Friday, December 28, 2012

Same old thing/Headrest

All day I spent wishing to go home. Now that everyone is gone I don't want to go anymore.
Today feels just like yesterday and the weekend means nothing to me.

I'm supposed to speak in church on Sunday but I feel really not worthy to do it. Prepare a talk... I haven't done that in so long. I ate an apple today but skipped my meds but still I feel the same as yesterday. Maybe a little less patient.

So someone asked to take me out tomorrow as a new year’s resolution to go on more dates. I feel like it's a waste of my time but if I don't have any plans on Saturdays I end up staying in bed until 3pm. So it's a good motivator. I should go to the hospital and get the labs taken like my doctor told me to but I can't figure out where to go so I'm too scared to try by myself. Who knows what I'll do with the free time this weekend. I already finished the DFs for next week. Probably nothing.

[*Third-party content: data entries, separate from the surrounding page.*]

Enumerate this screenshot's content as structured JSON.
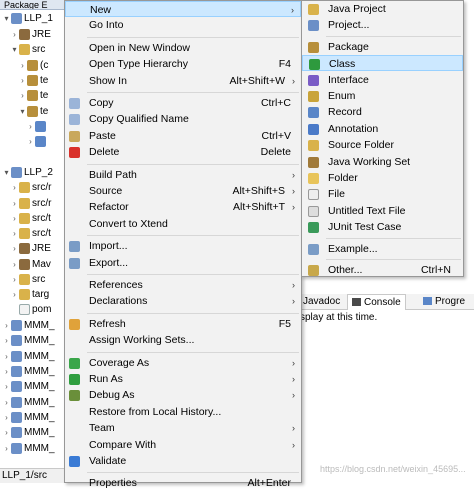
{
  "explorer": {
    "tab_label": "Package E",
    "rows": [
      {
        "label": "LLP_1",
        "arrow": "▾",
        "indent": 0,
        "icon": "project-icon"
      },
      {
        "label": "JRE",
        "arrow": "›",
        "indent": 1,
        "icon": "library-icon"
      },
      {
        "label": "src",
        "arrow": "▾",
        "indent": 1,
        "icon": "source-folder-icon"
      },
      {
        "label": "(c",
        "arrow": "›",
        "indent": 2,
        "icon": "package-icon"
      },
      {
        "label": "te",
        "arrow": "›",
        "indent": 2,
        "icon": "package-icon"
      },
      {
        "label": "te",
        "arrow": "›",
        "indent": 2,
        "icon": "package-icon"
      },
      {
        "label": "te",
        "arrow": "▾",
        "indent": 2,
        "icon": "package-icon"
      },
      {
        "label": "",
        "arrow": "›",
        "indent": 3,
        "icon": "java-file-icon"
      },
      {
        "label": "",
        "arrow": "›",
        "indent": 3,
        "icon": "java-file-icon"
      },
      {
        "label": "",
        "arrow": "",
        "indent": 0,
        "icon": ""
      },
      {
        "label": "LLP_2",
        "arrow": "▾",
        "indent": 0,
        "icon": "project-icon"
      },
      {
        "label": "src/r",
        "arrow": "›",
        "indent": 1,
        "icon": "source-folder-icon"
      },
      {
        "label": "src/r",
        "arrow": "›",
        "indent": 1,
        "icon": "source-folder-icon"
      },
      {
        "label": "src/t",
        "arrow": "›",
        "indent": 1,
        "icon": "source-folder-icon"
      },
      {
        "label": "src/t",
        "arrow": "›",
        "indent": 1,
        "icon": "source-folder-icon"
      },
      {
        "label": "JRE",
        "arrow": "›",
        "indent": 1,
        "icon": "library-icon"
      },
      {
        "label": "Mav",
        "arrow": "›",
        "indent": 1,
        "icon": "library-icon"
      },
      {
        "label": "src",
        "arrow": "›",
        "indent": 1,
        "icon": "folder-icon"
      },
      {
        "label": "targ",
        "arrow": "›",
        "indent": 1,
        "icon": "folder-icon"
      },
      {
        "label": "pom",
        "arrow": "",
        "indent": 1,
        "icon": "file-icon"
      },
      {
        "label": "MMM_",
        "arrow": "›",
        "indent": 0,
        "icon": "project-icon"
      },
      {
        "label": "MMM_",
        "arrow": "›",
        "indent": 0,
        "icon": "project-icon"
      },
      {
        "label": "MMM_",
        "arrow": "›",
        "indent": 0,
        "icon": "project-icon"
      },
      {
        "label": "MMM_",
        "arrow": "›",
        "indent": 0,
        "icon": "project-icon"
      },
      {
        "label": "MMM_",
        "arrow": "›",
        "indent": 0,
        "icon": "project-icon"
      },
      {
        "label": "MMM_",
        "arrow": "›",
        "indent": 0,
        "icon": "project-icon"
      },
      {
        "label": "MMM_",
        "arrow": "›",
        "indent": 0,
        "icon": "project-icon"
      },
      {
        "label": "MMM_",
        "arrow": "›",
        "indent": 0,
        "icon": "project-icon"
      },
      {
        "label": "MMM_",
        "arrow": "›",
        "indent": 0,
        "icon": "project-icon"
      }
    ],
    "status": "LLP_1/src"
  },
  "bottom_panel": {
    "tab_javadoc": "Javadoc",
    "tab_console": "Console",
    "tab_progress": "Progre",
    "console_text": "splay at this time."
  },
  "watermark": "https://blog.csdn.net/weixin_45695...",
  "context_menu": {
    "items": [
      {
        "label": "New",
        "shortcut": "",
        "submenu": true,
        "icon": "",
        "highlight": true
      },
      {
        "label": "Go Into",
        "shortcut": "",
        "submenu": false,
        "icon": ""
      },
      {
        "sep": true
      },
      {
        "label": "Open in New Window",
        "shortcut": "",
        "submenu": false,
        "icon": ""
      },
      {
        "label": "Open Type Hierarchy",
        "shortcut": "F4",
        "submenu": false,
        "icon": ""
      },
      {
        "label": "Show In",
        "shortcut": "Alt+Shift+W",
        "submenu": true,
        "icon": ""
      },
      {
        "sep": true
      },
      {
        "label": "Copy",
        "shortcut": "Ctrl+C",
        "submenu": false,
        "icon": "copy-icon"
      },
      {
        "label": "Copy Qualified Name",
        "shortcut": "",
        "submenu": false,
        "icon": "copy-qualified-icon"
      },
      {
        "label": "Paste",
        "shortcut": "Ctrl+V",
        "submenu": false,
        "icon": "paste-icon"
      },
      {
        "label": "Delete",
        "shortcut": "Delete",
        "submenu": false,
        "icon": "delete-icon"
      },
      {
        "sep": true
      },
      {
        "label": "Build Path",
        "shortcut": "",
        "submenu": true,
        "icon": ""
      },
      {
        "label": "Source",
        "shortcut": "Alt+Shift+S",
        "submenu": true,
        "icon": ""
      },
      {
        "label": "Refactor",
        "shortcut": "Alt+Shift+T",
        "submenu": true,
        "icon": ""
      },
      {
        "label": "Convert to Xtend",
        "shortcut": "",
        "submenu": false,
        "icon": ""
      },
      {
        "sep": true
      },
      {
        "label": "Import...",
        "shortcut": "",
        "submenu": false,
        "icon": "import-icon"
      },
      {
        "label": "Export...",
        "shortcut": "",
        "submenu": false,
        "icon": "export-icon"
      },
      {
        "sep": true
      },
      {
        "label": "References",
        "shortcut": "",
        "submenu": true,
        "icon": ""
      },
      {
        "label": "Declarations",
        "shortcut": "",
        "submenu": true,
        "icon": ""
      },
      {
        "sep": true
      },
      {
        "label": "Refresh",
        "shortcut": "F5",
        "submenu": false,
        "icon": "refresh-icon"
      },
      {
        "label": "Assign Working Sets...",
        "shortcut": "",
        "submenu": false,
        "icon": ""
      },
      {
        "sep": true
      },
      {
        "label": "Coverage As",
        "shortcut": "",
        "submenu": true,
        "icon": "coverage-icon"
      },
      {
        "label": "Run As",
        "shortcut": "",
        "submenu": true,
        "icon": "run-icon"
      },
      {
        "label": "Debug As",
        "shortcut": "",
        "submenu": true,
        "icon": "debug-icon"
      },
      {
        "label": "Restore from Local History...",
        "shortcut": "",
        "submenu": false,
        "icon": ""
      },
      {
        "label": "Team",
        "shortcut": "",
        "submenu": true,
        "icon": ""
      },
      {
        "label": "Compare With",
        "shortcut": "",
        "submenu": true,
        "icon": ""
      },
      {
        "label": "Validate",
        "shortcut": "",
        "submenu": false,
        "icon": "check-icon"
      },
      {
        "sep": true
      },
      {
        "label": "Properties",
        "shortcut": "Alt+Enter",
        "submenu": false,
        "icon": ""
      }
    ]
  },
  "submenu": {
    "items": [
      {
        "label": "Java Project",
        "shortcut": "",
        "icon": "java-project-icon"
      },
      {
        "label": "Project...",
        "shortcut": "",
        "icon": "project-icon"
      },
      {
        "sep": true
      },
      {
        "label": "Package",
        "shortcut": "",
        "icon": "package-icon"
      },
      {
        "label": "Class",
        "shortcut": "",
        "icon": "class-icon",
        "highlight": true
      },
      {
        "label": "Interface",
        "shortcut": "",
        "icon": "interface-icon"
      },
      {
        "label": "Enum",
        "shortcut": "",
        "icon": "enum-icon"
      },
      {
        "label": "Record",
        "shortcut": "",
        "icon": "record-icon"
      },
      {
        "label": "Annotation",
        "shortcut": "",
        "icon": "annotation-icon"
      },
      {
        "label": "Source Folder",
        "shortcut": "",
        "icon": "source-folder-icon"
      },
      {
        "label": "Java Working Set",
        "shortcut": "",
        "icon": "working-set-icon"
      },
      {
        "label": "Folder",
        "shortcut": "",
        "icon": "folder-icon"
      },
      {
        "label": "File",
        "shortcut": "",
        "icon": "file-icon"
      },
      {
        "label": "Untitled Text File",
        "shortcut": "",
        "icon": "text-file-icon"
      },
      {
        "label": "JUnit Test Case",
        "shortcut": "",
        "icon": "junit-icon"
      },
      {
        "sep": true
      },
      {
        "label": "Example...",
        "shortcut": "",
        "icon": "example-icon"
      },
      {
        "sep": true
      },
      {
        "label": "Other...",
        "shortcut": "Ctrl+N",
        "icon": "other-icon"
      }
    ]
  },
  "icon_colors": {
    "copy-icon": "#9bb4d8",
    "copy-qualified-icon": "#9bb4d8",
    "paste-icon": "#c9a85c",
    "delete-icon": "#d9312b",
    "import-icon": "#7a9cc6",
    "export-icon": "#7a9cc6",
    "refresh-icon": "#e0a23a",
    "coverage-icon": "#3aa64a",
    "run-icon": "#2f9e3f",
    "debug-icon": "#6a8f3a",
    "check-icon": "#3a7bd5",
    "java-project-icon": "#d9b24a",
    "project-icon": "#6b8fc7",
    "package-icon": "#b78f3b",
    "class-icon": "#2e9a3e",
    "interface-icon": "#7a5cc6",
    "enum-icon": "#c9a43a",
    "record-icon": "#5a86c8",
    "annotation-icon": "#4a7ac8",
    "source-folder-icon": "#d9b24a",
    "working-set-icon": "#a07a3a",
    "folder-icon": "#e8c45a",
    "file-icon": "#eeeeee",
    "text-file-icon": "#dddddd",
    "junit-icon": "#3a9a5a",
    "example-icon": "#7a9cc6",
    "other-icon": "#c8a84a"
  }
}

Just blah. I know a social life will come back to me soon and I'll probably perk up just fine. I know I'll probably be just fine. I'm smart enough to know that whatever feelings you have won't last forever. But can I say one thing I would love? I don't want to drive home by myself again tonight. It's such a long and boring drive. The same music on the FM, the same complaints about the fiscal cliff on the AM. Nothing changes.

It's my fantasy that I'll be here at work and someone offers to come pick me up. I'll wait all night for that just so I don't have to drive home without any prospect of something new. Anything new. Where is my adventure?

Like I said, a social life will come to me soon. So I really shouldn't go the path of reaching out to those friends of mine who are solo relations. By that I mean people I know who don't know any of my OTHER friends. It's just the two of us existing in our own world with our own rules. Not in all, but in most cases those are the ones that get me into the most trouble. Because then when we're together it's like the rules of the world don't apply.

Admittedly, not all my 'solo' relationships are that way. John for example, although I rarely see our mutal relations, when I'm with him I don't get into trouble. He always takes care of me. I don't really know why. But he's kind and always let's me rest my head on his shoulder when I'm tired or worried or stressed. Most of the time that's all I need. Someone to support my head.

I just don't have a headrest tonight.